Closely related, since external circumstances are not static, resources that are valuable now may not be in the future.  When this occurs, executives are faced with the interplay and tradeoffs between internal and external considerations.

Keep in mind that executives are trying to perform all these tasks while trying to cope with the tyranny of day-to-day events and crises.  Functioning in this intense environment inevitably affects the quality of the choices made.

Moreover, all strategies are contextual.  Strategies are derived from and shaped by political, regulatory, social-cultural, economic, and technological forces.  None of these contexts should be ignored.  Context provides meaning to events.

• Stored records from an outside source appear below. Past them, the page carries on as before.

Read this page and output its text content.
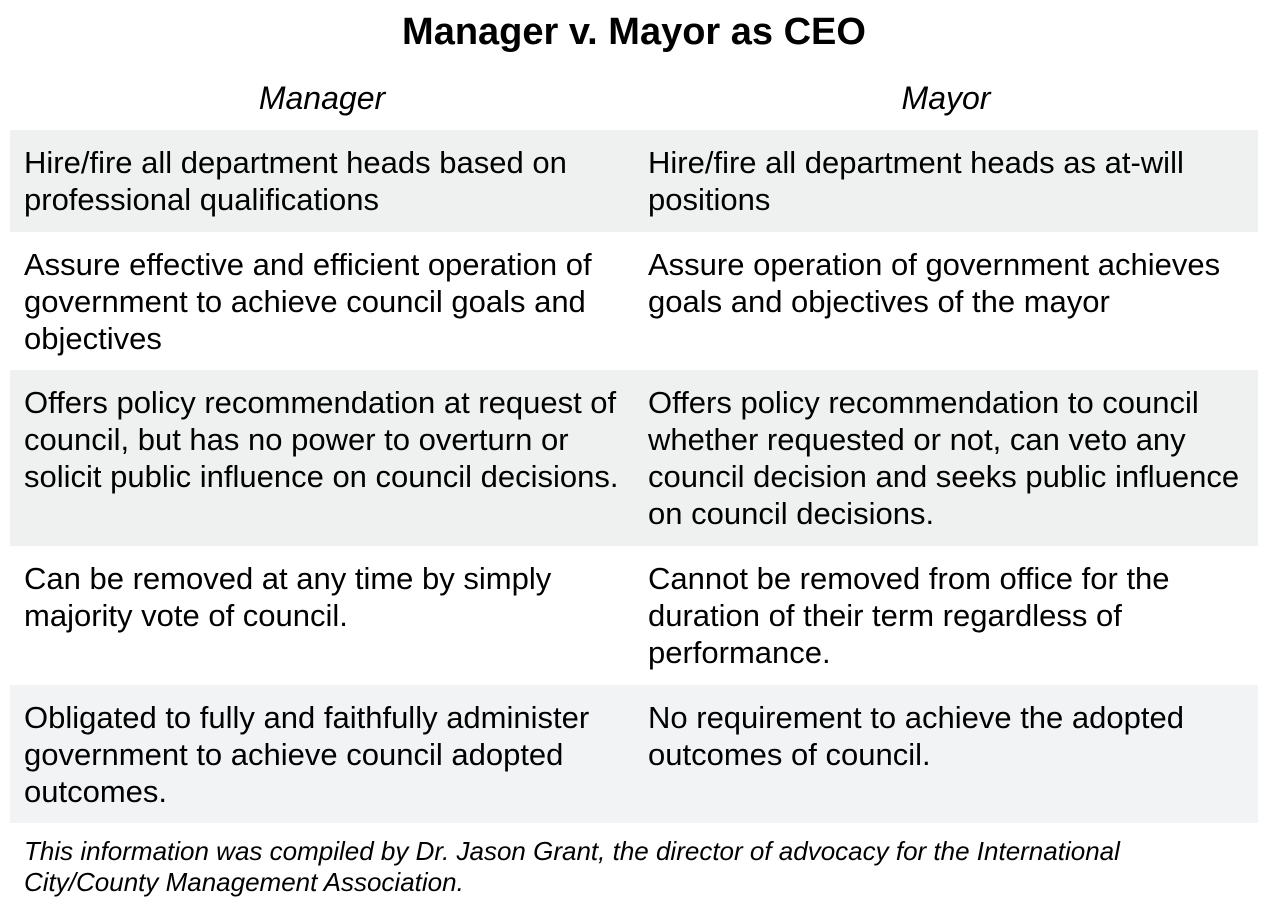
Manager v. Mayor as CEO
Manager	Mayor
Hire/fire all department heads based on professional qualifications
Hire/fire all department heads as at-will positions
Assure effective and efficient operation of government to achieve council goals and objectives
Assure operation of government achieves goals and objectives of the mayor
Offers policy recommendation at request of council, but has no power to overturn or solicit public influence on council decisions.
Offers policy recommendation to council whether requested or not, can veto any council decision and seeks public influence on council decisions.
Can be removed at any time by simply majority vote of council.
Cannot be removed from office for the duration of their term regardless of performance.
Obligated to fully and faithfully administer government to achieve council adopted outcomes.
No requirement to achieve the adopted outcomes of council.
This information was compiled by Dr. Jason Grant, the director of advocacy for the International City/County Management Association.
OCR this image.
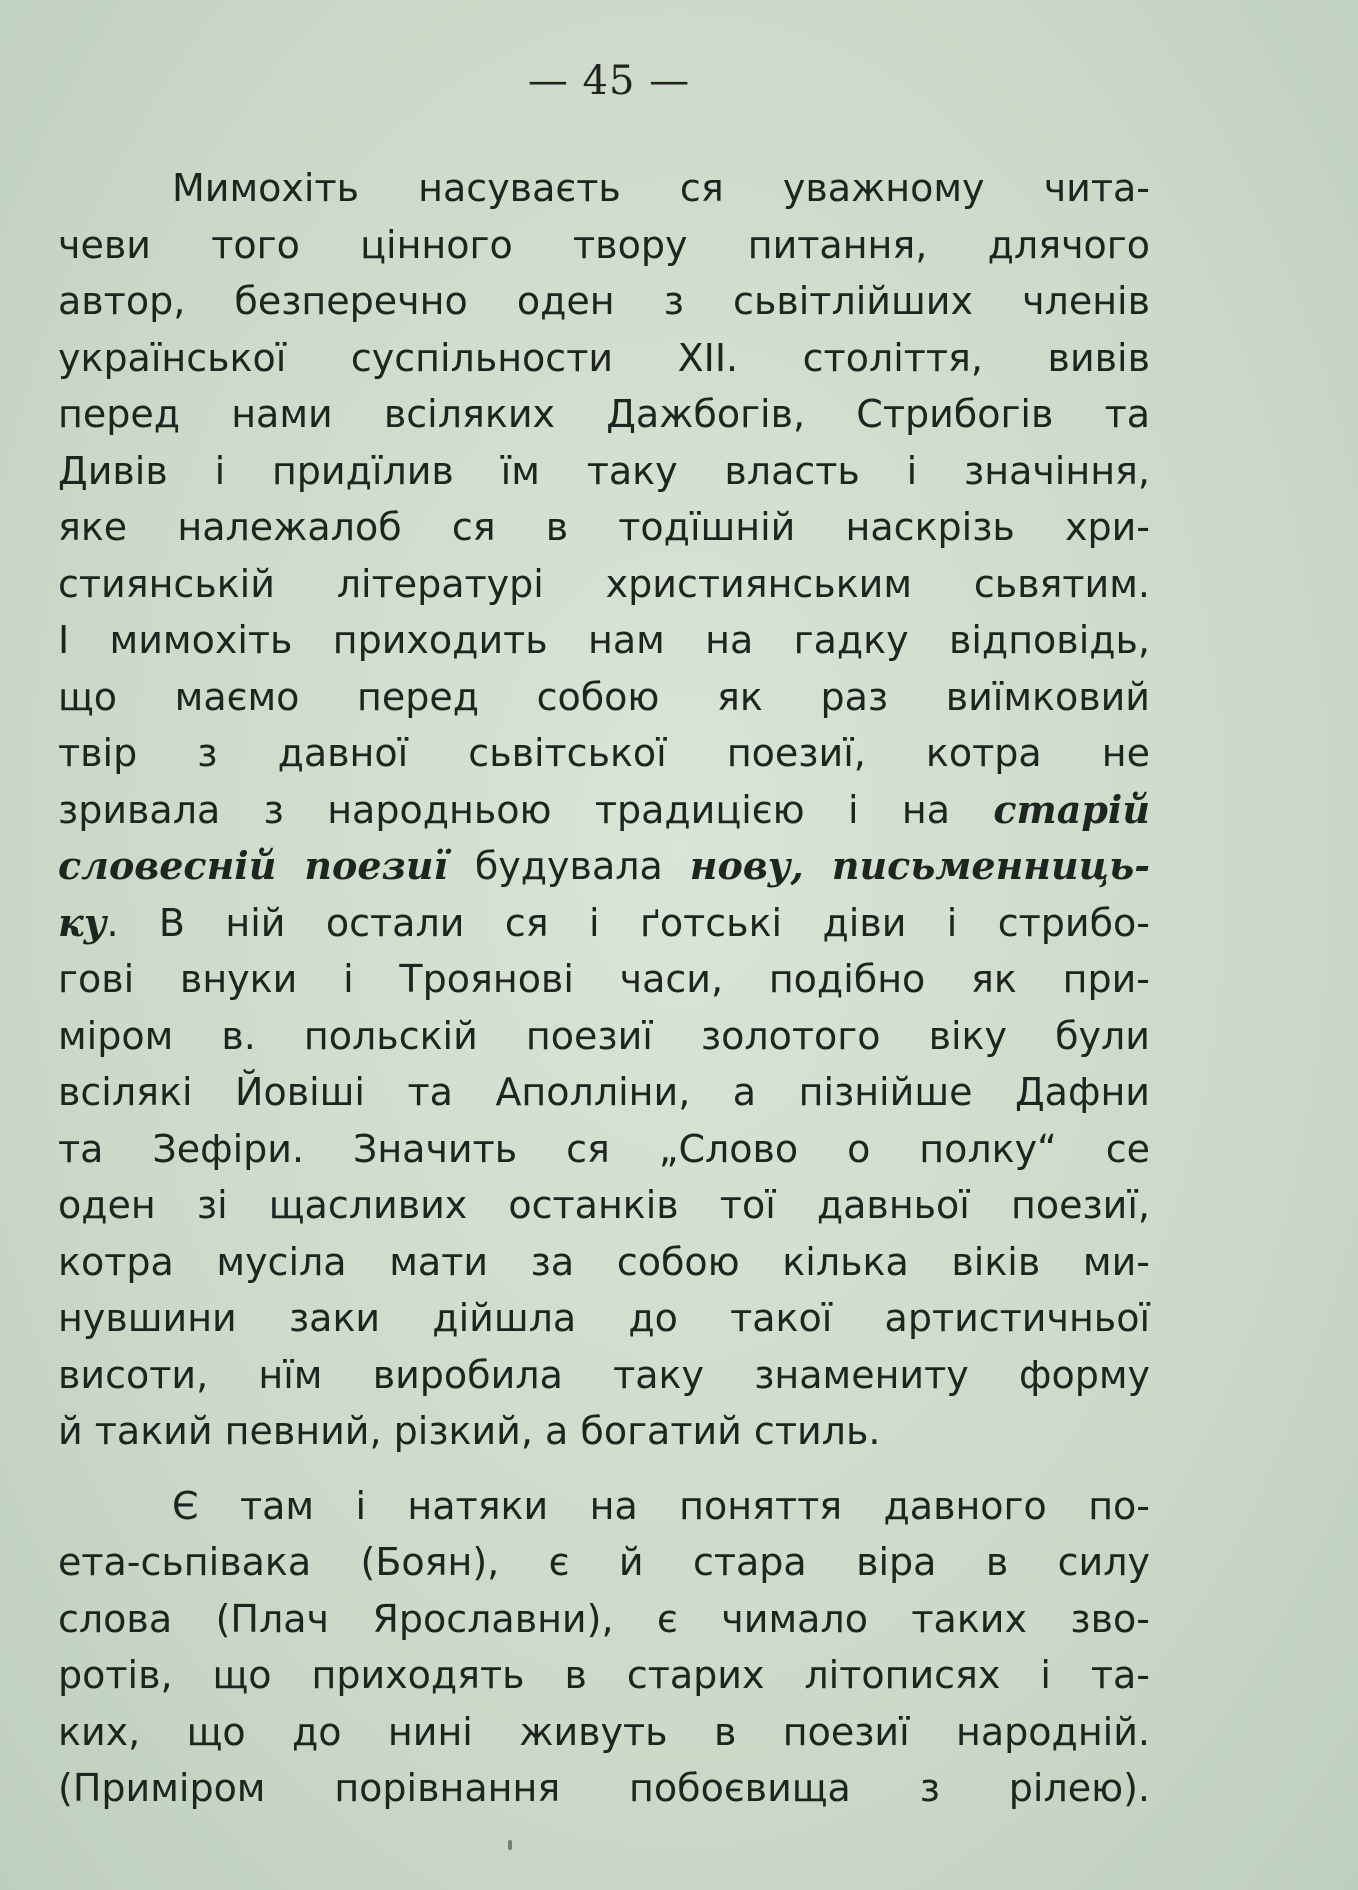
— 45 —
Мимохіть насуваєть ся уважному чита-
чеви того цінного твору питання, длячого
автор, безперечно оден з сьвітлійших членів
української суспільности XII. століття, вивів
перед нами всіляких Дажбогів, Стрибогів та
Дивів і придїлив їм таку власть і значіння,
яке належалоб ся в тодїшній наскрізь хри-
стиянській літературі християнським сьвятим.
І мимохіть приходить нам на гадку відповідь,
що маємо перед собою як раз виїмковий
твір з давної сьвітської поезиї, котра не
зривала з народньою традицією і на старій
словесній поезиї будувала нову, письменниць-
ку. В ній остали ся і ґотські діви і стрибо-
гові внуки і Троянові часи, подібно як при-
міром в. польскій поезиї золотого віку були
всілякі Йовіші та Аполліни, а пізнійше Дафни
та Зефіри. Значить ся „Слово о полку“ се
оден зі щасливих останків тої давньої поезиї,
котра мусіла мати за собою кілька віків ми-
нувшини заки дійшла до такої артистичньої
висоти, нїм виробила таку знамениту форму
й такий певний, різкий, а богатий стиль.
Є там і натяки на поняття давного по-
ета-сьпівака (Боян), є й стара віра в силу
слова (Плач Ярославни), є чимало таких зво-
ротів, що приходять в старих літописях і та-
ких, що до нині живуть в поезиї народній.
(Приміром порівнання побоєвища з рілею).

Strategies should act in these multiple contexts.  Successful executives analyze the varied contexts that impact strategy and the ways in which context and ideas act on each other from the time they are developing strategy through its implementation, a progression that will in turn give rise to further ideas.

While the definition of strategy may have changed over the decades, in a word, strategy remains consequential and the stakes are huge.  It involves long-term commitments, large allocations of resources, and the making of critical decisions – all in a fiercely competitive environment in which the path forward is often unclear.  Executives need to maintain the ability to see the forest rather than the trees.

Strategy is an attempt to control the future.  Long-term goals are translated into proximate goals for execution.  Changing strategies is like the popular metaphor of changing the direction of an aircraft carrier—it doesn’t happen quickly.

Despite all these complex variables, strategy should be kept simple.  Simplicity does not guarantee success, but complexity begs for failure.  There is a chain of events between resources and goals.  A chain is as strong as its weakest link, and the more links in the chain, the higher the odds that something will go wrong.  The sovereign role of chance in strategy must be respected.